Designer hacks: Okay, designers. Don’t say I never link to anything special just for you, because here’s a cool “designer toolbox” including a Lorem Ipsum Generator. Now I can start that new blog I’ve always wanted to. The one where every post goes something like this:
Lorem ipsum dolor sit amet, consectetuer adipiscing elit, sed diam nonummy nibh euismod tincidunt.
(via: del.icio.us/merlinmann)
Magazines that are beginning to understand blogging: After being quoted in an article in this month’s Folio:
about magazines and blogging, I’ve been asked to point to some examples
of magazines that understand how to “engage in the conversation.” So,
in addition to keeping the “magazines that blog” blogroll (on the
left), when I run across them, I’ll point to examples, big and small,
of a magazine that “gets it.”
My first example is Popoular Mechanics.
First, they’re using the most prominent real estate of their homepage
for “The PM Blog.” (The format could be improved with comments on the
front page and what? no permalinks?) However, what really impressed me
was the “Welcome message” to visitors (an instalanche, for example)
from some A-List blogs that are linking to an article about 9/11 myths.
This is one of the first examples of I’ve seen where a blogger-oriented
“converation” has migrated from the magazine’s blog, to a page on which
a magazine article is posted. (However, many magazines have allowed
comments on stories for years.)
If you run across a magazine-blog nexus example or magazines that blogs to add to my blogroll, please e-mail me.
(via: instapundit.com)
Update: Gee, I’m glad I posted this on 2/15 as on 2/16 fellow Alabama native Elizabeth Spiers uses PM to make a similar point. However, in her case, she makes the point better and more than seven people are reading it.
The value of Michael Wolff’s opinion: Vanity Fair’s Michael Wolff thinks blogs “lower the value of all information.” I assume he’s referring to the rexblog.
On why he doesn’t want to blog:
“When
I look at that particular blog piece of software I react viscerally. I
said, “Oh, I don’t want this. I don’t want to be part of this.” There’s
that scene in “Doctor Zhivago” where the professionals and the
intelligentsia are reduced to having to walk with the hoi polloi, and
that’s what I feel when I’m forced into this blog stuff.
So
I want to take what I think of as a noble and principled stand in
saying that I’m not going to be part of this blog stuff. And I’m going
to insist upon this until I am washed away.”
It’s been my experience that information is nearly always without value. However, wisdom is priceless.
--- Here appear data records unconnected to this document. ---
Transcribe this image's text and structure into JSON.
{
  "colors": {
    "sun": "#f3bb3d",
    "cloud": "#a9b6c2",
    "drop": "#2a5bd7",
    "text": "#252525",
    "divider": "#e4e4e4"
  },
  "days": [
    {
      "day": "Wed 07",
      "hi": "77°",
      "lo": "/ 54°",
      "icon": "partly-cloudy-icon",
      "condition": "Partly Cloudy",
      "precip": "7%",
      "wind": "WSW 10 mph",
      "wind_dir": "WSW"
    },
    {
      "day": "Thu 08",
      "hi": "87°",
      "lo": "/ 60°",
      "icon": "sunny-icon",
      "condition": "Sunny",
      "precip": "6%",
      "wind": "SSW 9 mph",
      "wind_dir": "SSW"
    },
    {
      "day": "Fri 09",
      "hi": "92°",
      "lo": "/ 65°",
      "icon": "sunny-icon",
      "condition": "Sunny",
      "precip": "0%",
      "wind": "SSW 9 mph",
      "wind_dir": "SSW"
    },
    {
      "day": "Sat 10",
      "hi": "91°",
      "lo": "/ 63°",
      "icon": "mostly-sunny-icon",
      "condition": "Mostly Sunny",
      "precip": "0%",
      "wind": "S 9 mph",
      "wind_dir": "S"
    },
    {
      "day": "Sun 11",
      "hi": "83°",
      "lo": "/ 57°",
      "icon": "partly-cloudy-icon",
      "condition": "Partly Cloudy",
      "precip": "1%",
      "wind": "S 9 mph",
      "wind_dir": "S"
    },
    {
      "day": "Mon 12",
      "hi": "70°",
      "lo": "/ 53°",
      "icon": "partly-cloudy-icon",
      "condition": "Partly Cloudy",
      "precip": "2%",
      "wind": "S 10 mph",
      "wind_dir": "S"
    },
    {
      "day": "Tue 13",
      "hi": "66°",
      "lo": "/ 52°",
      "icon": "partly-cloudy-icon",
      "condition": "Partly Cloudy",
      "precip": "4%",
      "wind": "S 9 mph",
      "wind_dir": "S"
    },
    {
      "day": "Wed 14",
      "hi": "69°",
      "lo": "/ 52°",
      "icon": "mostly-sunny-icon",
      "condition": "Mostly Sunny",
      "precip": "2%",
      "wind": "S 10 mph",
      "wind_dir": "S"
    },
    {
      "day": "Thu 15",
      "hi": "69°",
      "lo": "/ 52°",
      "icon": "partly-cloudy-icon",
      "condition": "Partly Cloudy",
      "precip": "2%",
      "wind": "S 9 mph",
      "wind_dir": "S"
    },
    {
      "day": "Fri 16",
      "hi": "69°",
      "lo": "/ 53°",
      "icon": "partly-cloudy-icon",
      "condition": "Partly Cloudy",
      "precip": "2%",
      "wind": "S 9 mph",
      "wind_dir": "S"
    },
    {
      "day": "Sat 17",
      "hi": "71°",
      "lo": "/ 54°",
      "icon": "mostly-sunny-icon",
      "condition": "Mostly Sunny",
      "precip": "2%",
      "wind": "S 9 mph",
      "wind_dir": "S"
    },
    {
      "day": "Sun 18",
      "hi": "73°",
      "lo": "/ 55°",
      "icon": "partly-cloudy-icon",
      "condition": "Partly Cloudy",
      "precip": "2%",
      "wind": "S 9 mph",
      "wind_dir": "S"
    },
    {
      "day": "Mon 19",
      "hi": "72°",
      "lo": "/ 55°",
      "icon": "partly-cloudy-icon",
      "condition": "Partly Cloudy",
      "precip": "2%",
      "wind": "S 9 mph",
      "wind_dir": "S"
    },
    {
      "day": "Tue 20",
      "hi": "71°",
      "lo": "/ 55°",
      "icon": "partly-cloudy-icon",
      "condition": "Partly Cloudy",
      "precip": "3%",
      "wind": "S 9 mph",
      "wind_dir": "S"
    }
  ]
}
And wisdom is usually found when you walk with the hoi polloi.
(From: I Want Media)
Are bloggers paparatzi? Mark Cuban tells his fellow-famous that political bloggers are like paparatizi who believe this is “pay back” time for being shut out in the past:
“The bloggers are here, and they are ready to
knock down the gates and get their pound of flesh. The traditional
media has no idea what is about to hit them. In every major conference
, at every major speech, sitting at tables in restaurants, there
is going to be a blogger or podcaster with microphone, PDA, Videophone
, laptop or paper and pencil in hand. Listening. Taking notes. That
information is going to be transmitted to and from a blog entry and
placed in the hands of “the readers”.”
How to cope?
“Recognize them. Give them
respect. Celebrities cant keep photographers out of their bushes no
matter how hard they try. The gatekeepers wont be able to keep the
bloggers out either. Instead they should invite them in. Not 1. Not 2.
But several from both sides. Bring in the more popular blogs that like
you, and the same number of those that dont. Give them as much access
as you give the NY Times, Wash Post. Dont muzzle them, let them write.”
Flash backs: I’m with Rafat on news like BA Ventures raising $400 million, $150 million of which is designated for consumer digital media: everything old is new again. Please, this time around: no foosball tables.